Prozeß der Institutionalisierung
Tendenzen in der Institutionalisierung
Kropotkin stellt zwei Grundbestrebungen des Menschen fest, die nach Geselligkeit - die Kropotkin für noch stärker als den Selbsterhaltungstrieb hält - aber auch die nach Individualität. Letztere manifestiere sich in der zunemenden Innendifferenzierung der Institutionen, welche mit dem Aufkommen separater Familien innerhalb der Horde ihren Anfang genommen hätte.

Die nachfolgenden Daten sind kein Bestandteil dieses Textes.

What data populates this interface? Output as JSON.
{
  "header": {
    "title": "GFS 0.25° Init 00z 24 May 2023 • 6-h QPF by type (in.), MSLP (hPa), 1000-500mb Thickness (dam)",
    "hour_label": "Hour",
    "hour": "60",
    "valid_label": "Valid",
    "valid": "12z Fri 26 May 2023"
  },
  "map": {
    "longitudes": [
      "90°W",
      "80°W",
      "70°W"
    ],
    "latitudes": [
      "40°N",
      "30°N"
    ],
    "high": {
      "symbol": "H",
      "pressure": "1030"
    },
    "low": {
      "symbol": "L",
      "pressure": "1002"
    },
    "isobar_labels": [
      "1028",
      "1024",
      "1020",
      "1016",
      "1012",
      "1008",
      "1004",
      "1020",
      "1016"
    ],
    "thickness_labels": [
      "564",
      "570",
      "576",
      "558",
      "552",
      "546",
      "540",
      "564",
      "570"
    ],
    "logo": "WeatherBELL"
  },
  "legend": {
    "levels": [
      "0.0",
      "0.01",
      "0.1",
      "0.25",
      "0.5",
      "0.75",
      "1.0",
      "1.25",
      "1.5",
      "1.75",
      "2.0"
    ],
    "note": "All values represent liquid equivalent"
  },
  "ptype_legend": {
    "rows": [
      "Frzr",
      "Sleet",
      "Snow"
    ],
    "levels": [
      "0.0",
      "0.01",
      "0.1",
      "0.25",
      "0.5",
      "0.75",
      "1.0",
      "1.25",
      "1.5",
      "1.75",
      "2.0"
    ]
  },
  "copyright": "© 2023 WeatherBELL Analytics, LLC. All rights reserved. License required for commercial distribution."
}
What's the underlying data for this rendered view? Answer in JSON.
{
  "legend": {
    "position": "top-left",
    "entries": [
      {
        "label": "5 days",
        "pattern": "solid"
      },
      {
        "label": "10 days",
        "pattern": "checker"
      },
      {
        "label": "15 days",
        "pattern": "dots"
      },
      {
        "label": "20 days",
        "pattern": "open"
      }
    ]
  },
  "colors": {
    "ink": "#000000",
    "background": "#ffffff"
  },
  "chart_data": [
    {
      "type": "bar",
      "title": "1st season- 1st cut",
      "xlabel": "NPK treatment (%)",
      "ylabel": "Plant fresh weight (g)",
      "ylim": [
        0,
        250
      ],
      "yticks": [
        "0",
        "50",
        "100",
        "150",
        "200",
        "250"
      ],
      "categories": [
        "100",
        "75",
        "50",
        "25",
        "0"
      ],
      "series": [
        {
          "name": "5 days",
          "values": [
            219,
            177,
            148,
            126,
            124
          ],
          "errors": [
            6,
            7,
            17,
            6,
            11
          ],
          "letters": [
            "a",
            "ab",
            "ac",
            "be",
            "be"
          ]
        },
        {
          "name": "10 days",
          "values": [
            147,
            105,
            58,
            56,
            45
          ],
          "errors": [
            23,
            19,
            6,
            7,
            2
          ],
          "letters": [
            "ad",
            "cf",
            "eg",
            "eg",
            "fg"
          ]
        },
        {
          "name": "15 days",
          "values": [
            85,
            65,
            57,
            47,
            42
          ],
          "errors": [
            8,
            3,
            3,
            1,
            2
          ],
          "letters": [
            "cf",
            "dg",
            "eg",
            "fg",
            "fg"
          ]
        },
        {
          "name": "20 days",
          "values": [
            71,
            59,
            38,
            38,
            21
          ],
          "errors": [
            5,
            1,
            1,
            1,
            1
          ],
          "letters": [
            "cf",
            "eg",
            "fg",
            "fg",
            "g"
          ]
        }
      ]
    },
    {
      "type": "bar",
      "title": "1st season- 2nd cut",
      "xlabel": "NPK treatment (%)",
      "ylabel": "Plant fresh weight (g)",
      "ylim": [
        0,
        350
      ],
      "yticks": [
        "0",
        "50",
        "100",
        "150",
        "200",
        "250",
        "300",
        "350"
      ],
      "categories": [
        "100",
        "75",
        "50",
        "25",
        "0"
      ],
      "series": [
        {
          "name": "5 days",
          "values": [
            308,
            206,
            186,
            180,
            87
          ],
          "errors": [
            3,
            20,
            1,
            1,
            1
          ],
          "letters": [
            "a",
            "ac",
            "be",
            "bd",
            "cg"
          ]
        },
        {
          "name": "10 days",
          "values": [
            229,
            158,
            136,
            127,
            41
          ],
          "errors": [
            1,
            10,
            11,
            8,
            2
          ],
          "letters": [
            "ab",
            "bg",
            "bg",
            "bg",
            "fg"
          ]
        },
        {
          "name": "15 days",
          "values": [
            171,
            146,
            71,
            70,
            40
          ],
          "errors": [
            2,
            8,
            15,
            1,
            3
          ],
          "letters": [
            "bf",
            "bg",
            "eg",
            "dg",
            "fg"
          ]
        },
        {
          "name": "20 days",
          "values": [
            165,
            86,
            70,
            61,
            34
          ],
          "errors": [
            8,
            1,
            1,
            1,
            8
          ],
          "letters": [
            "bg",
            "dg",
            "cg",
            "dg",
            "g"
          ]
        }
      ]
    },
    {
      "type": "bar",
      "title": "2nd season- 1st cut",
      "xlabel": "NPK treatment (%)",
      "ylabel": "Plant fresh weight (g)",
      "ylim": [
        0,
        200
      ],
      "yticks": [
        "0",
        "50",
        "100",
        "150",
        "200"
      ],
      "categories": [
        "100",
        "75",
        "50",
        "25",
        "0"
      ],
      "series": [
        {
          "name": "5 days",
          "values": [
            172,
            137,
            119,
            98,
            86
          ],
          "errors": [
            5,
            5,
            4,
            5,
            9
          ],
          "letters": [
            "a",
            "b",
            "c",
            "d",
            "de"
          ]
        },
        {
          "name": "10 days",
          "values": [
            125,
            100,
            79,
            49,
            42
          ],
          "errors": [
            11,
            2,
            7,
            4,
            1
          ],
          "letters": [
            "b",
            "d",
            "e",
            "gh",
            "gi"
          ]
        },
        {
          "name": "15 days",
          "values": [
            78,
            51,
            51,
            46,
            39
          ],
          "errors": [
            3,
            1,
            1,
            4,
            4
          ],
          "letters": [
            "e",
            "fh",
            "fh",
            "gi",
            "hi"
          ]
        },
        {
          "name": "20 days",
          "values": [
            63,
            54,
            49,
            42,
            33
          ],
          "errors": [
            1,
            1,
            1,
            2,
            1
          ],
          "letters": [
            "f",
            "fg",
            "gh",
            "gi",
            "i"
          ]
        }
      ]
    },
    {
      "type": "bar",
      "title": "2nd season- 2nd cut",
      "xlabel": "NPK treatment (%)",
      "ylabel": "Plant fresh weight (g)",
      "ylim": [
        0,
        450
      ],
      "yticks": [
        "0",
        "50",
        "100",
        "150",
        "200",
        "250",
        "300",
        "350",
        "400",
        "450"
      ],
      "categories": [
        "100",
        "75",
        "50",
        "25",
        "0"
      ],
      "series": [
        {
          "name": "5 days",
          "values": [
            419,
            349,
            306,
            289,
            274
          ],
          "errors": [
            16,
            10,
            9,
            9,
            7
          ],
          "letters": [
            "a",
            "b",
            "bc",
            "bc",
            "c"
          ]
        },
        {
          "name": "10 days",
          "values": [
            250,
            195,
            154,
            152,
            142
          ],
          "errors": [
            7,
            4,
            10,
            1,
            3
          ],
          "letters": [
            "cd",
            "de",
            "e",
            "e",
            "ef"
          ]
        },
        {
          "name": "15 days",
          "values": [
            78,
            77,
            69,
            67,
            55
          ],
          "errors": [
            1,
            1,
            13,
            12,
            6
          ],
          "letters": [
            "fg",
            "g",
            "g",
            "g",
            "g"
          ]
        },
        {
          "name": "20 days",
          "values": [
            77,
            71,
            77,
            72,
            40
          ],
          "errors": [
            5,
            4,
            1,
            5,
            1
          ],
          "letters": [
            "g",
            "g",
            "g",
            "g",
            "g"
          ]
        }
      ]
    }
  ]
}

Diejenigen Institutionen in der Menschheitsgeschichte, die es verstanden hätten, beiden Trieben möglichst gut zu entsprechen, hätten sich als die vorteilhafteren gezeigt. Er sieht die Tendenz zu immer größeren Zusammenschlüssen, die dem Drang nach gegenseitiger Hilfe entgegenkommen, bei gleichzeitiger Verringerung der Gruppengrößen der einzelnen Subsysteme. Dies ermögliche nicht nur eine Befriedigung des Dranges nach Individualität, sondern verstärke auch den Drang, sich gegenseitig zu helfen durch den entstehenden engeren Kontakt (Kropotkin, 1993: 258).
Es wurde bereits verschiedentlich angesprochen, daß Kropotkin die Fortschrittlichkeit einer bestimmten Organisationsform, wie etwa der Dorfmark oder der Gilde, nicht zuletzt daraus ableitet, daß von diesen ein erheblicher Beitrag zur Entwicklung der menschlichen Zivilisation ausgegangen sei. Das Prinzip der Dorfmark sieht er u.a. auch im antiken Griechenland wirken. Den großen Aufschwung des Handwerkes, der Künste und der Wissenschaften in den freien Städten, der für Kropotkin nicht zuletzt in den gigantischen Sakralbauten seinen Ausdruck findet, führt er nicht auf einzelne intellektuelle Fähigkeiten zurück, sondern auf die freiheitliche, die individuelle Initiative stärkende Organisation des Soziallebens zurück (Kropotkin, 1993, S. 188-200, 209, 269).

Die Hierarchie bzw. ihre Manifestation in den Zentralstaaten seiner Zeit ermöglichten deswegen keine fortschrittliche Entwicklung. Großen Wert legt Kropotkin auf die psychologischen Auswirkungen, die Menschen von Verantwortung entbinde, wodurch der Individualismustrieb fehlgeleitet würde, statt individueller Initiative ergebe sich ein ungezügelter, geistig beschränkter Egoismus (Kropotkin, 1993: 211):

"In der Gilde [...] waren zwei 'Brüder' verpflichtet, abwechselnd bei einem Bruder zu wachen, der krank geworden war; jetzt war es genügend, seinem Nächsten die Adresse des nächsten Armenhospitals anzugeben. Wenn jemand in barbarischen Zeiten einem [...] Kampf zwischen zwei Männern beiwohnte und einen ernsthaften Ausgang nicht verhütete, so wurde er selbst als Mörder behandelt; aber nach der Theorie vom alles beschützenden Staat durfte der Unbeteiligte sich nicht einmischen; dazwischen zu treten oder nicht, ist das Amt des Polizisten. Und während es in einem wilden Land, bei den Hottentotten, eine Schande wäre, zu essen, ohne dreimel laut gerufen zu haben, ob nicht jemand da sei, der das Mahl zu teilen wünsche, besteht jetzt alles, was der achtbare Bürger zu tun hat, darin, seine Armensteuer zu zahlen und den Verhungernden verhungern zu lassen (Kropotkin, 1993: 211, 212)."

Doch neben diesen menschlichen Bedürfnissen müssen Institutionen nach Kropotkin vor allem - und dies eine Implikation direkt aus der Evolutionstheorie - dem ständigen externen Wandel der Natur gerecht werden. Flexibilität sei höchstes Gebot (vgl. hierzu auch Eltzbacher, 1987: 127). Es kristallisieren sich - ohne, daß man dem deduktiven Teil vorausgreifen würde - für Kropotkin kleine soziale Einheiten heraus. Diesen stand jedoch ein weiteres Entwicklungsgesetz entgegen, von dessen Gültigkeit Kropotkins Zeitgenossen überzeugt waren, das der zunehmenden Konzentration in der Industrie, die zwingende Entwicklung hin zur Massenindustrie.